I wrote a serial code for a matrix-vector multiplication in a
Coordinate Storage Format(COO). COO method has already made a big
speed-up. My matrix is in a tridiagonal form. I want to parallelize
the code and see how the parallelizm improves the code. My matrix could
grow up to 2.000.000*2.000.000. Any efficient parallelization approach
doesn't come to my mind (I have written some basic mpi programs but not
much more.
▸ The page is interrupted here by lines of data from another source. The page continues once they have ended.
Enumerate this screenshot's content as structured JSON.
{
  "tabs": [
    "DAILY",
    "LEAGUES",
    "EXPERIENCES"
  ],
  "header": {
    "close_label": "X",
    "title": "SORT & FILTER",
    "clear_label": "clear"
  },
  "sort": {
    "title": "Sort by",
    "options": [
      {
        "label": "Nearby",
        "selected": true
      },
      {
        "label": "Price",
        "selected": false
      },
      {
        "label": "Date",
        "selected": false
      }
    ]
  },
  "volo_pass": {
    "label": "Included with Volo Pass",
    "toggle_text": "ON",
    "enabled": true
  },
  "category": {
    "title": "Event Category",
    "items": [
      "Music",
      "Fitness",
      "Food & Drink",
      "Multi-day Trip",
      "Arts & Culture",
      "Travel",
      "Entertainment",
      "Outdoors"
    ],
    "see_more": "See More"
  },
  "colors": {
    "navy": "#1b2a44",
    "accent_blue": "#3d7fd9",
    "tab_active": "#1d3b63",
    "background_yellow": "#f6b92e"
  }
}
So my experience is limited.) Could you give me some
headstart?
Thanks.
Özhan Fenerci
#include <boost/numeric/ublas/banded.hpp>
#include <boost/numeric/ublas/io.hpp>
#include <vector>
#include <iostream>
#include "mpi.h"
#include <stdio.h>
int main(int argc, char *argv[] ) {
using namespace boost::numeric::ublas;
using std::cout;
using std::endl;
int numprocs, rank, chunk_size, i,j;
int max, mymax,rem;
int totalNonZeros; //totalNonZeros of TriDiagonal Matrix
MPI_Status status;
//b=A*x
banded_matrix<double> A (10, 10, 1, 1);
//vector<double> x(10);
//vector<double> b(10);
int* x = new int[10];
int* b = new int[10];
/* Initialize MPI */
MPI_Init( &argc,&argv);
MPI_Comm_rank( MPI_COMM_WORLD, &rank);
MPI_Comm_size( MPI_COMM_WORLD, &numprocs);
//MPI_Status status;
if (rank == 0) {
for (signed i = 0; i < signed (A.size1 ()); ++ i) {
for (signed j = std::max (i - 1, 0); j < std::min (i + 2, signed (A.size2 ())); ++j)
A (i, j) = i + j;
x[i]= 1;
}
}
if(rank == 0) {
cout << A <<endl<<endl;
totalNonZeros = 0;
for (signed i = 0; i < signed (A.size1 ()); ++ i) {
for (signed j = std::max (i - 1, 0); j < std::min (i + 2, signed (A.size2 ())); ++ j)
if( A(i,j) !=0)
totalNonZeros++;
}
}
cout<<"Number ot NonZeros "<<totalNonZeros<<endl;
if(rank == 0) {
int * row_idx = new int[totalNonZeros]; // row index array
int * col_idx = new int[totalNonZeros]; // col index array
int * val = new int[totalNonZeros]; //val array
int index=0;
for (signed i = 0; i < signed (A.size1 ()); ++ i) {
for (signed j = std::max (i - 1, 0); j < std::min (i + 2, signed (A.size2 ())); ++ j)
if( A(i,j) !=0) {
row_idx[index] = i;
col_idx[index]=j;
val[index] = A(i,j);
index++;
}
}
//Clear out result
for ( int k=0; k<A.size1(); ++k)
{
b[k]= 0;
}
//Matrix-vector Multiply
for (int index=0 ; index <totalNonZeros;++index){
b[row_idx[index]] = b[row_idx[index]]+ val[index]*x[col_idx[index]]; cout<<b[3]<<endl;
}
//delete row_idx;
// delete col_idx;
//delete val;
}
MPI_Finalize();
return 0;